Easter Thursday, 16th April 2020
When we celebrate Easter, we are really standing in the middle of a second ‘Big Bang’, a tumultuous surge of divine energy as fiery and as intense as the very beginning of the universe. What a recent writer wonderfully calls ‘the fire in the equations’ (Kitty Ferguson 2004), the energy in the mathematical and physical structure of things, is here at Easter, and when in the recent ceremonies of the night before Easter we light a bonfire and bless it and light candles from it, we may well think of the first words of God in Genesis, ‘Let there be light!’ On Easter Eve, we begin the reading with the story of creation itself, because that is what we are now witnessing, the creative power re-establishing the whole world.
Rowan Williams: Tokens of Trust p95
There may be a clue there to what we mean by ‘spiritual communion’ as we celebrate Christ as Risen in this our upper room, hidden from the world, in ways that the world might consider arcane and irrelevant. Luke could just as well have said in his recounting of the story of the healing of the man born blind, Now I know, brothers, that neither you nor your leaders had any idea what we were really doing rather than in what they were really doing when they crucified Christ, though of course it means this too. For what Peter and John are doing is not merely of local interest but demonstrating God’s creative power re-establishing the whole world as Rowan Williams so creatively puts it. Peter then goes on to explain this in terms that re-establish Israel, too, as significant for all:
You are the heirs of the prophets, the heirs of the covenant God made with our ancestors when he told Abraham: in your offspring all the families of the earth will be blessed.
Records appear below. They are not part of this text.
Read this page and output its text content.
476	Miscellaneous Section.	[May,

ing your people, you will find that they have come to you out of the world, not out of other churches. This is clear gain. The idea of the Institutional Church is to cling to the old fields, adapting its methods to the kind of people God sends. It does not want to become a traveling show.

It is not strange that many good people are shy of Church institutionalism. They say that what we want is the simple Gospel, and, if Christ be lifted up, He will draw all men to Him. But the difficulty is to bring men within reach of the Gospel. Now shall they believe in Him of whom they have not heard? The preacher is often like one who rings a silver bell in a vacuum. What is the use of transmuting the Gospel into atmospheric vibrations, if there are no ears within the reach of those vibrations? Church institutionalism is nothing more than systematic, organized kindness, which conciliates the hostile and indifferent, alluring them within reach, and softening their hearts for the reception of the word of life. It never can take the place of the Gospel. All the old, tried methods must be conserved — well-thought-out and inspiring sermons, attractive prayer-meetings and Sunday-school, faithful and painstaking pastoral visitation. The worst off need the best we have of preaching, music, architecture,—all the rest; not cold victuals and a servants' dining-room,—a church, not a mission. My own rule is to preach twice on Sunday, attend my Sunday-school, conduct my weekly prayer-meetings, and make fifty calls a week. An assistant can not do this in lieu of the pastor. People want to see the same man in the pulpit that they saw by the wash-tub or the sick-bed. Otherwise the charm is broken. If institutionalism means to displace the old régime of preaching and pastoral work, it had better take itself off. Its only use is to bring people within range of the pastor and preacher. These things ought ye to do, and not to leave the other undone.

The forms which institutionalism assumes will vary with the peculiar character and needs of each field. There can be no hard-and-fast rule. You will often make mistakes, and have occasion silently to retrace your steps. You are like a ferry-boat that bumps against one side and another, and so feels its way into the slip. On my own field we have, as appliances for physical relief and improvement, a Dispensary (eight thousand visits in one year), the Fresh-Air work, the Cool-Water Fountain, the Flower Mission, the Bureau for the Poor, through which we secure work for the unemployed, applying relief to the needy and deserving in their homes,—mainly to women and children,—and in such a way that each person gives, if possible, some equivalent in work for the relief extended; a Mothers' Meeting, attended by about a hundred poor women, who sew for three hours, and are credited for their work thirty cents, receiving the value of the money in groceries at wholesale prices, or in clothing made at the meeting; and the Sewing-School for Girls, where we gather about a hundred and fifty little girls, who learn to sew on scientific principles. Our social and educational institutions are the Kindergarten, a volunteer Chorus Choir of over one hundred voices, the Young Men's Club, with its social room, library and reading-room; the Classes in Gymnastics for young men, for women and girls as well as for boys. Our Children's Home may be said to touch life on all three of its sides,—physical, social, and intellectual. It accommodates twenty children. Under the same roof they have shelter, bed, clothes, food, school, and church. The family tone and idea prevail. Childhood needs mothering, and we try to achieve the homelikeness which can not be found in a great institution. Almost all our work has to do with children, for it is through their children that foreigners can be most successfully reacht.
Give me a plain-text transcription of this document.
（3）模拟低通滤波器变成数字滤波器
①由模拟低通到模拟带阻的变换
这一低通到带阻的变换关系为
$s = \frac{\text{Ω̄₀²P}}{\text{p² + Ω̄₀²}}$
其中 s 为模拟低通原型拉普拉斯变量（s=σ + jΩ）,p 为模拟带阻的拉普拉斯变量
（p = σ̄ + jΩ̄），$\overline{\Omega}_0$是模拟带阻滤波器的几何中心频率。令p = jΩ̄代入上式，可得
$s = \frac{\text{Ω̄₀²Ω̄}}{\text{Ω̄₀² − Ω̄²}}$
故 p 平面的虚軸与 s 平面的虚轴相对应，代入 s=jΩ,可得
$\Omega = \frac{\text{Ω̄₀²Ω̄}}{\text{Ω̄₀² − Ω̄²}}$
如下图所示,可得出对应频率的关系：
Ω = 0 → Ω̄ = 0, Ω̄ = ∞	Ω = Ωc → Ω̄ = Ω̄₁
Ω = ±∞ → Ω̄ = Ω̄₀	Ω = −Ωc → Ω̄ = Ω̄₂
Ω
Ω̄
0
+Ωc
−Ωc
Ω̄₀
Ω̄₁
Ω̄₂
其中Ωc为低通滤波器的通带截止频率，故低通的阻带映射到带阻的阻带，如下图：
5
Yesterday’s two disciples are brought back to Jerusalem by their meeting with Jesus because it is from there that this conflagration of God’s renewing Spirit will spread out to the whole world, as they must wait there for Jesus, in a sense, to re-commission them and send them out in the power of his Spirit.
So you see how it is written that the Christ must suffer and on the third day rise from the dead, and that in his name, repentance for the forgiveness of sins would be preached to all the nations, beginning from Jerusalem. You are witnesses to this.
So we’d better enjoy this isolation while we can and not get too used to it – spiritual communion will only take us so far. It too cries out for incarnation.